One scribble I did find on this series concerned a puzzle Todd had to solve using matches (episode 2). I thought I got a better/smarter answer than what Todd did. In case you don't watch this series, my notes show that Todd's solution to a puzzle was "V = V = V". My solution was "X = V + V". Those are Roman numerals, of course. Hopefully my answer is valid. Just trying to demonstrate that an 'ordinary' person like myself could surpass Todd and his 'redesigned' brain. Just remembered now that Todd also made a mistake in naming three consecutive days (or something of the sort). I also made a mistake, but not sure if it couldn't have counted. I.e. my 'mistake' was to suggest "Christmas eve, Christmas and Boxing day" as an answer to the posed question. Todd did provide the 'correct' answer on another attempt. Maybe it's how you frame the question?

Have read criticism in the media by some (I think) that this project of Todd's was narcissistic. I would interpret that as meaning that Todd obviously has a certain level of intelligence in order to be a successful businessman and media person, as he is. It's not a big issue for me, though...although I did point out his 'neediness' in that construction exercise earlier.

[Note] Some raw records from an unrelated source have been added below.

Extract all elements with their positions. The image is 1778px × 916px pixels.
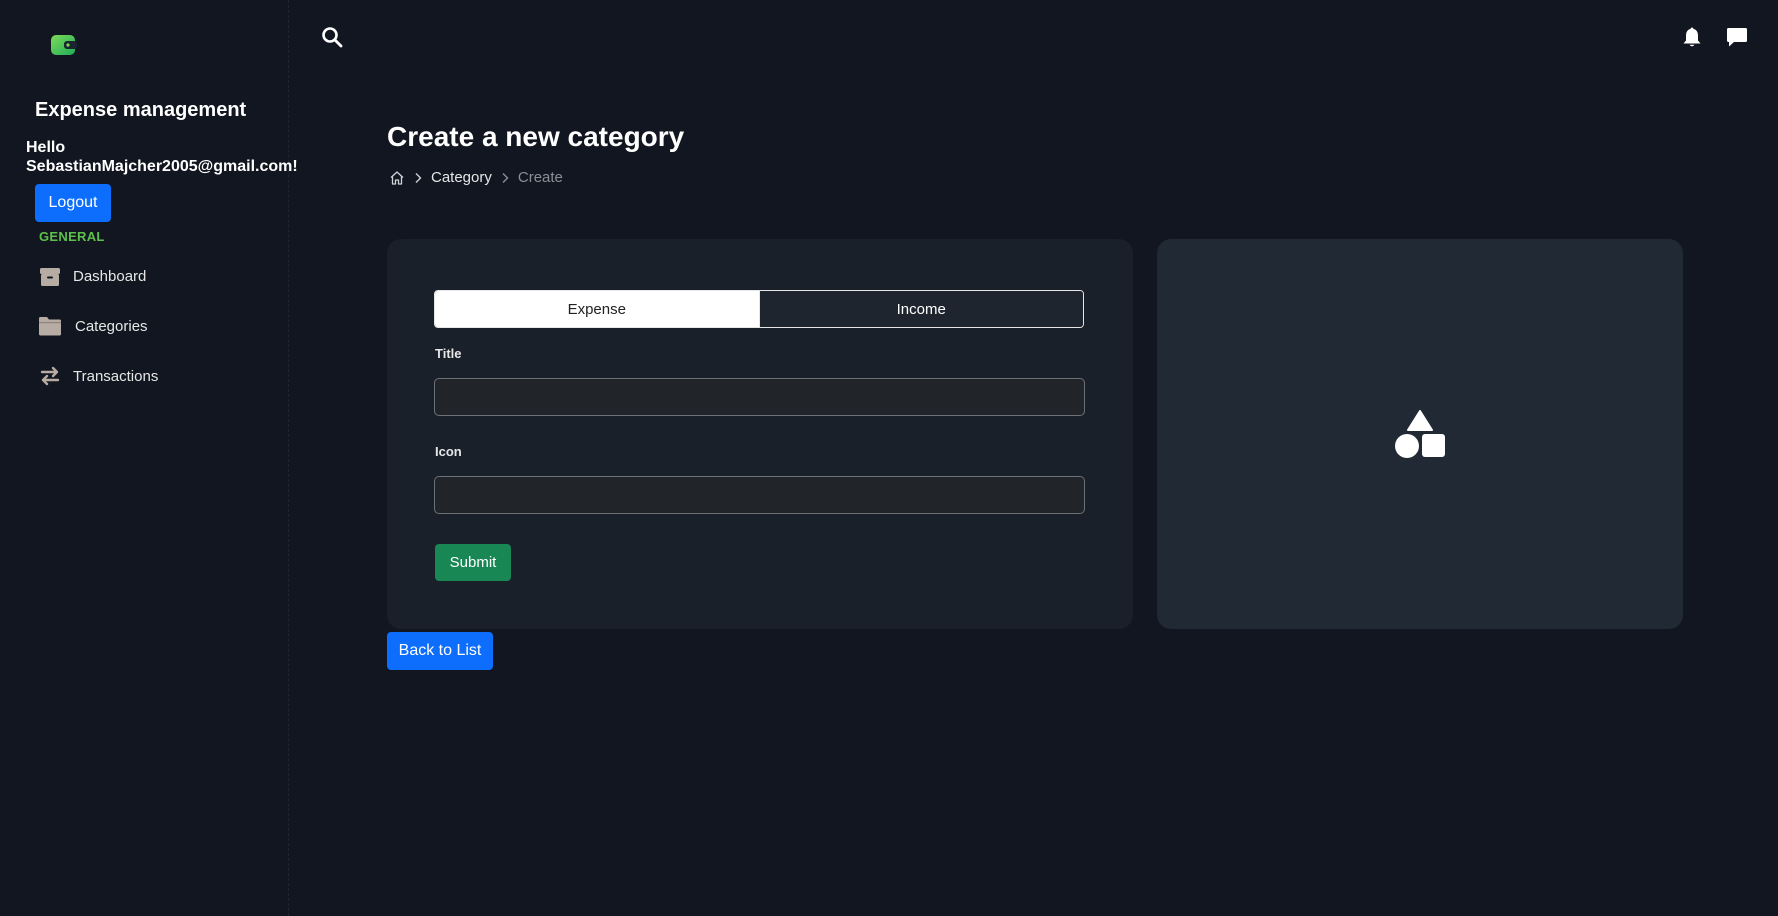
nav-section-general: GENERAL [39, 229, 105, 244]
icon-input[interactable] [434, 476, 1085, 514]
breadcrumb-category[interactable]: Category [431, 169, 492, 186]
icon-label: Icon [435, 444, 462, 459]
page-title: Create a new category [387, 121, 685, 152]
chevron-right-icon [500, 172, 510, 184]
search-icon[interactable] [321, 26, 343, 48]
breadcrumb: Category Create [389, 169, 563, 186]
sidebar: Expense management Hello SebastianMajche… [0, 0, 298, 916]
title-label: Title [435, 346, 462, 361]
greeting-hello: Hello [26, 139, 66, 156]
sidebar-item-label: Transactions [73, 367, 159, 385]
logout-button[interactable]: Logout [35, 184, 111, 222]
shapes-icon [1394, 409, 1446, 459]
app-title: Expense management [35, 99, 247, 121]
bell-icon[interactable] [1682, 26, 1702, 48]
user-greeting: Hello SebastianMajcher2005@gmail.com! [26, 138, 298, 176]
sidebar-item-label: Dashboard [73, 267, 147, 285]
sidebar-item-label: Categories [75, 317, 148, 335]
arrows-exchange-icon [38, 364, 62, 388]
home-icon[interactable] [389, 170, 405, 186]
submit-button[interactable]: Submit [435, 544, 511, 581]
toggle-income[interactable]: Income [758, 291, 1083, 327]
sidebar-item-dashboard[interactable]: Dashboard [38, 262, 146, 290]
category-form-card: Expense Income Title Icon Submit [387, 239, 1133, 629]
toggle-expense[interactable]: Expense [435, 291, 759, 327]
title-input[interactable] [434, 378, 1085, 416]
category-type-toggle: Expense Income [434, 290, 1084, 328]
wallet-logo-icon[interactable] [51, 35, 77, 55]
icon-preview-card [1157, 239, 1683, 629]
back-to-list-button[interactable]: Back to List [387, 632, 493, 670]
breadcrumb-create: Create [517, 169, 563, 186]
box-icon [38, 264, 62, 288]
folder-icon [38, 314, 62, 338]
sidebar-item-transactions[interactable]: Transactions [38, 362, 158, 390]
greeting-email: SebastianMajcher2005@gmail.com! [26, 158, 298, 175]
chevron-right-icon [413, 172, 423, 184]
chat-icon[interactable] [1726, 26, 1748, 48]
sidebar-item-categories[interactable]: Categories [38, 312, 148, 340]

My profile at this site does have a link to a website which was linked to via the host broadcasters webpage for this programme when it was running here.

It would be nice to think that Todd has enabled people to 'train their brain' to be better, faster, smarter. If not, he has done a very good job selling the feeling that it does!

P.S. I remembered something I probably mentioned in my original notes on this: I was reflecting on what activities Todd's computer exercises could be useful for. It occurred to me (as a layperson) that maybe it could be useful for, say, a F1 driver (as far as peripheral vision and information processing goes. Lifesaving, perhaps?), which might suggest that the areas ofhuman endeavour where Todd's exercises can be of use might be very small indeed!